What will happen to Brittney Griner?
The Phoenix Mercury, Griner’s WNBA team, issued a statement on Instagram Saturday, March 5, acknowledging Griner’s detainment. But the question that begs to be asked is obvious: How has this news remained quiet for so long?
Griner is one of the WNBA’s biggest stars. Headlines about Russia have dominated the global news for weeks. Sadly, Griner has been swept into a global chess match for trying to pursue her basketball dreams and earn a wage commensurate to her talent.
No WNBA player, let alone one of the league’s biggest stars, should have to work overtime overseas to supplement their salary at home. Perhaps if these women could receive wage parity in fair proportion to their male counterparts in the NBA, American treasures like Griner wouldn’t feel the need to travel to Russia at such a tenuous time in history.
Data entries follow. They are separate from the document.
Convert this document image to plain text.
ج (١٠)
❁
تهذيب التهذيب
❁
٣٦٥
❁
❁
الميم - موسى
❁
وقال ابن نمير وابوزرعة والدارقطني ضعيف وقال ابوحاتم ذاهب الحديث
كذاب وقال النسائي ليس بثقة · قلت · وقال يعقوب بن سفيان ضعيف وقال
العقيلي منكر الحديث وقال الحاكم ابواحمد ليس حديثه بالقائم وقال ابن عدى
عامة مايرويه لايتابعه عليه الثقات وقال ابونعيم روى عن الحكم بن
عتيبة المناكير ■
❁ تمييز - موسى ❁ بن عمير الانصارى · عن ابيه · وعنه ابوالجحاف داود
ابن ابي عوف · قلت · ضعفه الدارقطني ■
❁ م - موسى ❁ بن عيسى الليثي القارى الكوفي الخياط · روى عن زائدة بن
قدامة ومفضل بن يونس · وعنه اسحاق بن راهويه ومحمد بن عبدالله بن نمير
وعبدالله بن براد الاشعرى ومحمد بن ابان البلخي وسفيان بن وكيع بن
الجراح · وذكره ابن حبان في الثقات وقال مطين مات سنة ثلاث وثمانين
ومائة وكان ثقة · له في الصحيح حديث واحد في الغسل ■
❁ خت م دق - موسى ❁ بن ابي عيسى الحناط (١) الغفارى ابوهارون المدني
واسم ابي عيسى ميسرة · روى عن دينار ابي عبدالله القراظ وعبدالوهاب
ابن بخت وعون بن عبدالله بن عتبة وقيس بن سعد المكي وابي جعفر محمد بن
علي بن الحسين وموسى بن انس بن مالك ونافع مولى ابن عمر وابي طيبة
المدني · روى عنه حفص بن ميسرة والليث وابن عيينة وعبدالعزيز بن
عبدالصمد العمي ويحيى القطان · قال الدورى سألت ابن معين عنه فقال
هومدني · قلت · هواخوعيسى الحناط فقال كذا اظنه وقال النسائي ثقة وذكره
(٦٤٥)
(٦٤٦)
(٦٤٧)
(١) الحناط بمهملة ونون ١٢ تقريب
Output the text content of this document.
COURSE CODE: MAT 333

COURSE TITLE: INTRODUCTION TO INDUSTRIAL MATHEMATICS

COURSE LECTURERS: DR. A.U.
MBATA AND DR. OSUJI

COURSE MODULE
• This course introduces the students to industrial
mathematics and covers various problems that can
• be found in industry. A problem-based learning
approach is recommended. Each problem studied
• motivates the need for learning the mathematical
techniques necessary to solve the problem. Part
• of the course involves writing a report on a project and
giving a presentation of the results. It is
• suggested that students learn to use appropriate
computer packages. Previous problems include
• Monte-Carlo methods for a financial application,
Her vulnerability as an openly queer Black American trapped in a hostile Russian state should give any American alarm. She certainly faced anti-Black and anti-LGBTQ sentiments abroad and at home, long before Russia attacked Ukraine. But the dangerous circumstances of war and geopolitics further complicate an already stressful reality. That is, living in a world where a plant that does no harm can put a Black woman behind bars behind for simply trying to excel at her craft and career.